>> And I am not letting someone write to the filesystem. Yet, they can
>> bypass that easily. `unveil("/", "rx")` gives a false illusion of
>> security, which can even trip up OpenBSD maintainers (more below).
>
> That statement has a precise meaning, so I disagree. The unveil manual
> page does not contain the word "security" even once, so you are the one
> jumping to conclusions.
https://www.openbsd.org/papers/BeckPledgeUnveilBSDCan2018.pdf
This presentation does, though. Man pages aren't the only source of
information, and in fact this exact presentation was the place where
I've found out what unveil is. It's on the official domain, so I've
assumed that it was a trustworthy source - I guess not? Did a hacker
put it there?
> To generate a specific effect, the tool has to be used correctly.
Which, in it's current state, is confusing even for people with in-depth
knowledge of OpenBSD. If a maintainer can't use it correctly, what about
us "mere mortals" who have never looked at the kernel's source?
> I guess you don't know how shared executables work.
hm. That's possible, I'm not omnipotent. I've tried running a few
dynamically linked binaries under an OpenBSD vm with all mounts set
to read-only and they've seemed to work fine though.
> The behaviour isn't documented, because the behaviour you want is
> non-sensical. It simply does not work, because of shared libraries,
> and other things that programs do upon initialization.
*because YOU think it's non-sensical. Again, it's was literally used
in this exact way by other OpenBSD maintainers.
Also, what do you exactly mean by "other things"? If it's a program
e.g. writing to a log file, or to a lock file, or to whatever, and
I'm exec'ing that exact program, I can just give it access to that.
Principle of least privilege.

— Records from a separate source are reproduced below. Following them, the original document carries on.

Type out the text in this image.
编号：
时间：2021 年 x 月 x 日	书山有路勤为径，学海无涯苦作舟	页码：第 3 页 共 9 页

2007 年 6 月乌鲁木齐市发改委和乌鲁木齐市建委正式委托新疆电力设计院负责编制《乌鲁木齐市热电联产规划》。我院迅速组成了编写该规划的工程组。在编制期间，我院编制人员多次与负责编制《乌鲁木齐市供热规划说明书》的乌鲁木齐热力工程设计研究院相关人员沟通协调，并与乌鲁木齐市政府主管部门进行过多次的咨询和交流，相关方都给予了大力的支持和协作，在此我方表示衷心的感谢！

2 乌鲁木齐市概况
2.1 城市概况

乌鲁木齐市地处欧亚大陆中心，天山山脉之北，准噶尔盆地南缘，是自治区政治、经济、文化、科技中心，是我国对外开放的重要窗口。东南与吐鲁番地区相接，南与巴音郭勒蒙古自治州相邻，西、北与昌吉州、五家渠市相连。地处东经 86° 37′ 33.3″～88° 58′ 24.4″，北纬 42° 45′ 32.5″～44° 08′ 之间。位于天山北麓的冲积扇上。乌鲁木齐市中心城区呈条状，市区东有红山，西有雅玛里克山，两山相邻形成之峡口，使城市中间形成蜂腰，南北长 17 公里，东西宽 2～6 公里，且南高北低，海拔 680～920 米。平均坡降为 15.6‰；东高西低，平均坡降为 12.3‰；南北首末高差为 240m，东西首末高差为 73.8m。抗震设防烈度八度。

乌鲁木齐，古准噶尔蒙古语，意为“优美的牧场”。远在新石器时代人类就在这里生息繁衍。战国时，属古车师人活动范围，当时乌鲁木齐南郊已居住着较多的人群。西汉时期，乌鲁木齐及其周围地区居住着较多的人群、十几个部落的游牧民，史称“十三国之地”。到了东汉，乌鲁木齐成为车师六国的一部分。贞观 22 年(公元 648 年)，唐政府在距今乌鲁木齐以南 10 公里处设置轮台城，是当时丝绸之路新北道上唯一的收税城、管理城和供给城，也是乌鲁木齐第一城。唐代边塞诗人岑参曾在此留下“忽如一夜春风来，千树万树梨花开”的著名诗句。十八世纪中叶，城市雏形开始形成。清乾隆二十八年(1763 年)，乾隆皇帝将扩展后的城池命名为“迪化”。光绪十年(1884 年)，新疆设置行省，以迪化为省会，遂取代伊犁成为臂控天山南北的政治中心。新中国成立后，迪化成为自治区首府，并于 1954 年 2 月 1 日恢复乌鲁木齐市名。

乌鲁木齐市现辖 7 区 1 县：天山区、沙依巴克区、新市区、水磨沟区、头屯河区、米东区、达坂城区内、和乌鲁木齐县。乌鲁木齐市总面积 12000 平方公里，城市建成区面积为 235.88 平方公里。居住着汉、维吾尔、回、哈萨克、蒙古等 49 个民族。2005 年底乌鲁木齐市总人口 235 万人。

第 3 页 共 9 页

If it only needs access to its lock file,
why should I give it access to my ssh keys?
> Rather than arguing with Claudio and I, [...]
I wasn't arguing with Claudio. They were nice, they treated me like an
equal.
> why don't you TRY to change the kernel do so so, and learn the
> consequences.
That's my plan, actually! I'm probably going to use plan9 instead, it
has some very nice features which could aid me in that. In fact,
that's why I've asked the next question:
>> Out of curiosity, have there been any discussion on this? I tried
>> looking around on the mailing list archives, but I haven't found
>> anything regarding this.
> Terribly sorry you didn't get what you aren't owed.
This one! Thanks for your apologies. I still hope that Claudio replies,
I've asked them nicely and they seem like quite a nice person too.
Seeing what went wrong for y'all would save me quite some time.
Cooperation is what FOSS is about, after all.